REPUBLIKA.CO.ID, JAKARTA --Belajar disiplin dan maksimalisasi waktu adalah keberkahan tersendiri yang sangat luar biasa di bulan Ramadan ini.
“Waktu itu bagaikan pedang. Jika kamu tidak memotongnya, waktulah yang memotongmu” (Ali bin Abi Thalib).
Imam Masjid New York Imam Shamsi Ali menjelaskan jika dalam cara pandang Barat waktu itu adalah uang (time is money). Justru dalam Islam waktu itu adalah hidup.
"Kehidupan manusia hanya bingkaian waktu. Setiap rentang waktu berlalu dari seseorang berlalu pula hidupnya,"ujar dia, Jumat (31/3/2023).
Begitu pentingnya waktu sehingga Allah beberapa kali dan dalam ragam format bersumpah dengan memakai waktu. “Demi masa (wal’ashri), demi Dhuha, demi malam” hanya sebagian dari sumpah-sumpah Allah yang tertuliskan dalam Al-Quran.
Jika berbicara tentang pertanggung jawaban ukhrawi sesungguhnya waktulah yang kemudian menjadi rujukannya. Karena setiap detik, menit, jam, hari dan setiap jenjang waktu itu akan dipertanggung jawabkan penggunaannya.
Waktu untuk setiap orang sama. Semua manusia diberikan 24 jam sehari semalam, 7 hari sepekan. Namun nilai dari waktu yang dikaruniakan bukan pada berapa lamanya. Justru nilainya ada pada bagaimana penggunaannya. Orang lain biasa menyebutnya dengan waktu berkualitas.
Pada aspek urgensi waktu dan upaya memaksimalkan waktu yang Allah karuniakan Ramadan hadir menjadi keberkahan tersendiri. Di bulan Ramadan ini tidak satu jenjang waktu sekecil apapun, kecuali penuh dengan keberkahan (keutamaan dan kebaikan).

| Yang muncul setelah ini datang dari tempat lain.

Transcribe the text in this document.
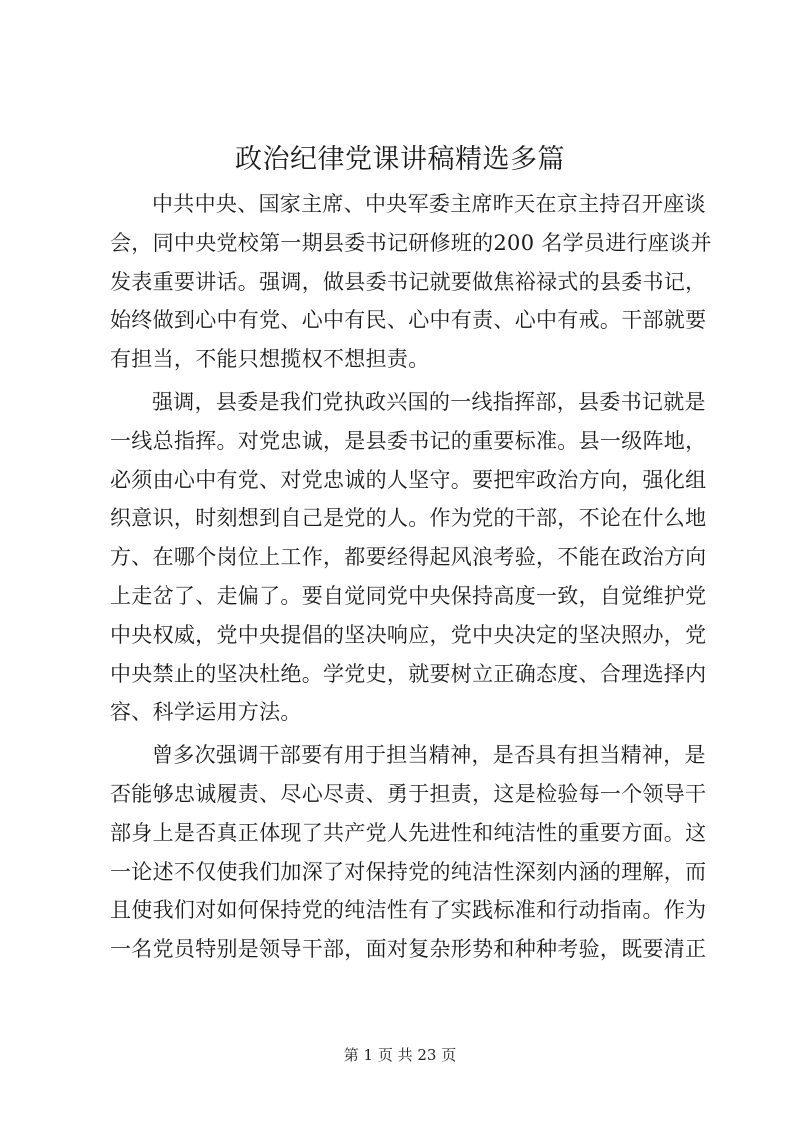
政治纪律党课讲稿精选多篇
中共中央、国家主席、中央军委主席昨天在京主持召开座谈
会，同中央党校第一期县委书记研修班的200 名学员进行座谈并
发表重要讲话。强调，做县委书记就要做焦裕禄式的县委书记，
始终做到心中有党、心中有民、心中有责、心中有戒。干部就要
有担当，不能只想揽权不想担责。
强调，县委是我们党执政兴国的一线指挥部，县委书记就是
一线总指挥。对党忠诚，是县委书记的重要标准。县一级阵地，
必须由心中有党、对党忠诚的人坚守。要把牢政治方向，强化组
织意识，时刻想到自己是党的人。作为党的干部，不论在什么地
方、在哪个岗位上工作，都要经得起风浪考验，不能在政治方向
上走岔了、走偏了。要自觉同党中央保持高度一致，自觉维护党
中央权威，党中央提倡的坚决响应，党中央决定的坚决照办，党
中央禁止的坚决杜绝。学党史，就要树立正确态度、合理选择内
容、科学运用方法。
曾多次强调干部要有用于担当精神，是否具有担当精神，是
否能够忠诚履责、尽心尽责、勇于担责，这是检验每一个领导干
部身上是否真正体现了共产党人先进性和纯洁性的重要方面。这
一论述不仅使我们加深了对保持党的纯洁性深刻内涵的理解，而
且使我们对如何保持党的纯洁性有了实践标准和行动指南。作为
一名党员特别是领导干部，面对复杂形势和种种考验，既要清正
第 1 页 共 23 页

Sejak seorang Mukmin bangkit menjelang subuh Allah telah nilai dengan penilaian ibadah. Seorang Ibu yang memasak dan mempersiapkan santapan sahur memiliki nilai keberkahannya. Hingga setiap orang yang makan sahur dengan niat berpuasa diberikan keberkahan yang sangat tinggi. Bahkan sahur memiliki keberkahan tersendiri sebagaimana dijanjikan Rasulullah SAW.
Suasana Ramadan juga tentunya memiliki suasana ubudiyah yang khusus. Karenanya seseorang yang bangun untuk sahur tidak melewatkan begitu saja. Sholat sunnah menjelang fajar menjadi salah satu keberkahan Ramadan yang dahsyat.

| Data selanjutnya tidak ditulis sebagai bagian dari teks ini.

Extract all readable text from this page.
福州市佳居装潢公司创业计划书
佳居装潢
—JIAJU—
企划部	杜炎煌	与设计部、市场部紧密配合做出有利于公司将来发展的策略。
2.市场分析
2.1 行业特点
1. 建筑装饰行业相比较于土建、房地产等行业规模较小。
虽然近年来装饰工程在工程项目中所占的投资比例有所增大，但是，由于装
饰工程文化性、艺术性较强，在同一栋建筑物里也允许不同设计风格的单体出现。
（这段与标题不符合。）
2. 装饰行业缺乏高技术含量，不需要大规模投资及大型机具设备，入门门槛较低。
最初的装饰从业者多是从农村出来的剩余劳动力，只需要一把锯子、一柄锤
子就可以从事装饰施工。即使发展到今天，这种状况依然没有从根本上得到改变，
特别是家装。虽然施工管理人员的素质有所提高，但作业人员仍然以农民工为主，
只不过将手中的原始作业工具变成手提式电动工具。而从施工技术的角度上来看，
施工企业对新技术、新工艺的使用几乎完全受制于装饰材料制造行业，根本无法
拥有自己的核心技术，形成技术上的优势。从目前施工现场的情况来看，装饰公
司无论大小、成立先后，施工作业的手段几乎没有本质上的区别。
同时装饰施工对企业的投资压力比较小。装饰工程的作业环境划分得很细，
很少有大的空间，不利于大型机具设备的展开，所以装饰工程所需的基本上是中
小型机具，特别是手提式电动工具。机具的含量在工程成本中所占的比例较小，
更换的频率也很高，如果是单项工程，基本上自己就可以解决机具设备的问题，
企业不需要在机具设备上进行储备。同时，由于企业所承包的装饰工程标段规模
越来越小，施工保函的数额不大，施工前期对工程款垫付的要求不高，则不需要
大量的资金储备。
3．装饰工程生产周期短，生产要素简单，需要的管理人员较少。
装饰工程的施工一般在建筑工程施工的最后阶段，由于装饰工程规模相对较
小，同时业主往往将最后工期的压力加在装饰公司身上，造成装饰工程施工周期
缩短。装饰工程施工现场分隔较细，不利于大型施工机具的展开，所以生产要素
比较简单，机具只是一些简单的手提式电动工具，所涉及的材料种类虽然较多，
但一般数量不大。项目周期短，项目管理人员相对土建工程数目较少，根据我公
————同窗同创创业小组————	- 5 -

Maksimalisasi waktu terus terjadi dari Sholat fajar, dzikir subuh, bahkan ketika seorang “shooim” (orang berpuasa) berangkat ke tempat kegiatan masing-masing. Semuanya membawa keberkahan yang dilipat gandakan. Sholat-Sholat sunnah, termasuk dhuha, hajat, maupun zikir-zikir harian dilipat gandakan dalam pahala. Belum lagi karena Ramadan adalah bulan Al quran, pastinya seorang mukmin akan maksimal dalam menggunakan waktunya untuk mengaji dan mengkaji Al-Quran.
Bahkan segala kegiatan harian yang dilakukan oleh orang berpuasa jika saja sesuai dengan ajaran agamanya memiliki nilai ibadah di sisi Allah SWT. Sehingga pastinya semangat dan motivasi untuk bekerja bukan menurun. Sebaliknya akan semakin meninggi demi meraih pahala yang dijanjikan.

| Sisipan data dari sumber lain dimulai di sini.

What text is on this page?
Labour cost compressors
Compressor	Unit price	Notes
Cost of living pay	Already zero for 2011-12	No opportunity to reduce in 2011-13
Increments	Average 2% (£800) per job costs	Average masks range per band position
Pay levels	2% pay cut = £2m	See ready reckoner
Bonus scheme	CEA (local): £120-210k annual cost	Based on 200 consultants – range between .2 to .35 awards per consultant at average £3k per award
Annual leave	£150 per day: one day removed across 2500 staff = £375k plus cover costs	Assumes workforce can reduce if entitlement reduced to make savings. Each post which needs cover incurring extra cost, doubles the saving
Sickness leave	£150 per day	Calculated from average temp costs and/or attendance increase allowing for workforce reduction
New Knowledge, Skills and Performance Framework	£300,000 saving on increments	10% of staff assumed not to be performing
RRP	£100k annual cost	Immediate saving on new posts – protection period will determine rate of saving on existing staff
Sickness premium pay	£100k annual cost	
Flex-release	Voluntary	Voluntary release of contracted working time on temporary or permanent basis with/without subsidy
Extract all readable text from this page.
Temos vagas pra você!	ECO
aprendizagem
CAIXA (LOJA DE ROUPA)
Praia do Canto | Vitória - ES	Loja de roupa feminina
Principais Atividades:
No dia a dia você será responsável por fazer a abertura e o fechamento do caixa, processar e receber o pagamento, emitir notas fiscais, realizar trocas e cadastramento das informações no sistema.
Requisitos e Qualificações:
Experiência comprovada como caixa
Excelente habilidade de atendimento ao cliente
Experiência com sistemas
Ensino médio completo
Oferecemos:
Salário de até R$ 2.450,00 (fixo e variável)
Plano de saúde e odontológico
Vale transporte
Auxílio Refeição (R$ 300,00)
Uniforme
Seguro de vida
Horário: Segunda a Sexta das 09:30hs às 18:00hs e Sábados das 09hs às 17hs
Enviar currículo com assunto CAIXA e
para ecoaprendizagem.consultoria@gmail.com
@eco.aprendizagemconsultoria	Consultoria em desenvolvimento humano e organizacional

Hingga menjelang buka puasa, di momen terafdhol untuk berdoa, seorang hamba akan merendahkan diri dan jiwanya kepada Pencipta langit dan bumi, menyampaikan segala uneg-uneg dan hajatnya.
Harinya diakhiri dengan berbuka puasa yang juga menjanjikan keberkahan. Di saat berbuka seorang hamba akan merasakan “kegembiraan” (farhatun) sebagai pembuka bagi kegembiraan terbesar di saat berjumpa dengan Tuhannya. Bukan puasa berlanjut dengan Sholat magrib, disusul dengan santap malam yang juga memilki nilai keberkahan.
Malam hari kembali dipersiapkan untuk hari esok yang baru dengan ketaatan (tarawih). Di sebagian komunitas muslim bahkan imam tarawih membacakan satu juz setiap malamnya. Sungguh keberkahan ibadah, keberkahan Al quran, dan keberkahan Ramadan semuanya menjadi keberkahan waktu seorang mukmin.
Bahkan tidur seorang mukmin di malam hari di bulan Ramadhan bernilai Ibadah karena dia tertidur dengan niat suci menjalankan ibadah puasa di keesokan hari. Sehingga setiap detik masa dan detak jantung serta pergerakan nafasnya memiliki nilai dan makna ubudiyah di sisi Ilahi.